In Europe, we still have some difficult decisions to squabble about before dealing with energy:

  • Brexit issues when Article 50 is triggered.
  • Russian sanctions valid to 31 January 2017. Will they be more difficult to renew now? With Italy preventing the European Council’s call for sanctions against Russia in October 2016…. Perhaps, disunited, we won’t even be able to agree on the deal to strike against/with Russia!

In November 2016, a 1000-page energy legislative proposal was published by the EU Commission at a time when citizens have other priorities (employment, migration and potentially higher energy prices). Perhaps the EU Commission should instead invent a new way forward to fast-track changes. Between the old Russian ukase and the new US tweet democracy, it is time to drop our too lengthy legislative process and to stop fine-tuning small pieces of less and less relevant national regulation.

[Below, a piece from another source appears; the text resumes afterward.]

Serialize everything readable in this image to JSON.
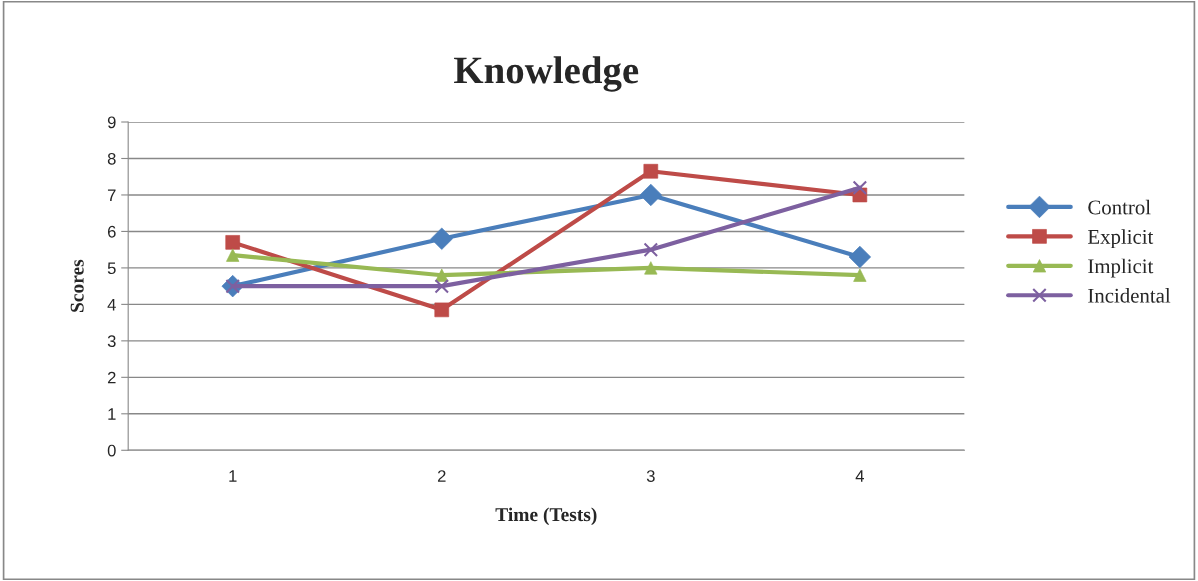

When Russia, US and the UK are putting their own interests first, it is now time for a stronger more united EU-27. For the member states wishing to stay in the EU, a single energy regulatory body that already exists (ACER) should overlook the entire energy industry.

Reducing complexity in the system (from 28 to 1 regulatory body) should reduce the cost and solve the industry recurrent complaints about “pancaking” of regulations[3]. Integrating EU markets should reduce the risk of over-investing while providing a more resilient infrastructure.

Author Thierry Bros

In gas, a unified grid could also boost competition between all suppliers who would only have to deal with a single transmission system operator to transport their gas on the EU wide market. And with further energy efficiency and more renewable in the mix, we have to adapt EU regulation to favour consumers more and investors less than today, as we do not need major new gas infrastructure to be built.

Happy New Year!


13 December 2016

Thierry Bros

Founder thierrybros.com

[1] The latest Short Term Energy Outlook from the US DoE expects a drop in domestic oil production and an increase in domestic gas production but the report was published before the OPEC – non-OPEC 1.2mn b/d adjustment. The 2017 backloaded growth in US oil production  should not negatively impact Brent prices.

[2] Donald Trump’s tweet on 13 December 2016 after selecting his Secretary of State.

[3] The UK-EU interconnectors will have to deal with new regulatory challenges as linking 2 markets. They will have to follow the EU Third Energy Package on one side and the new to-be designed UK regulation on the other side. An interesting problem!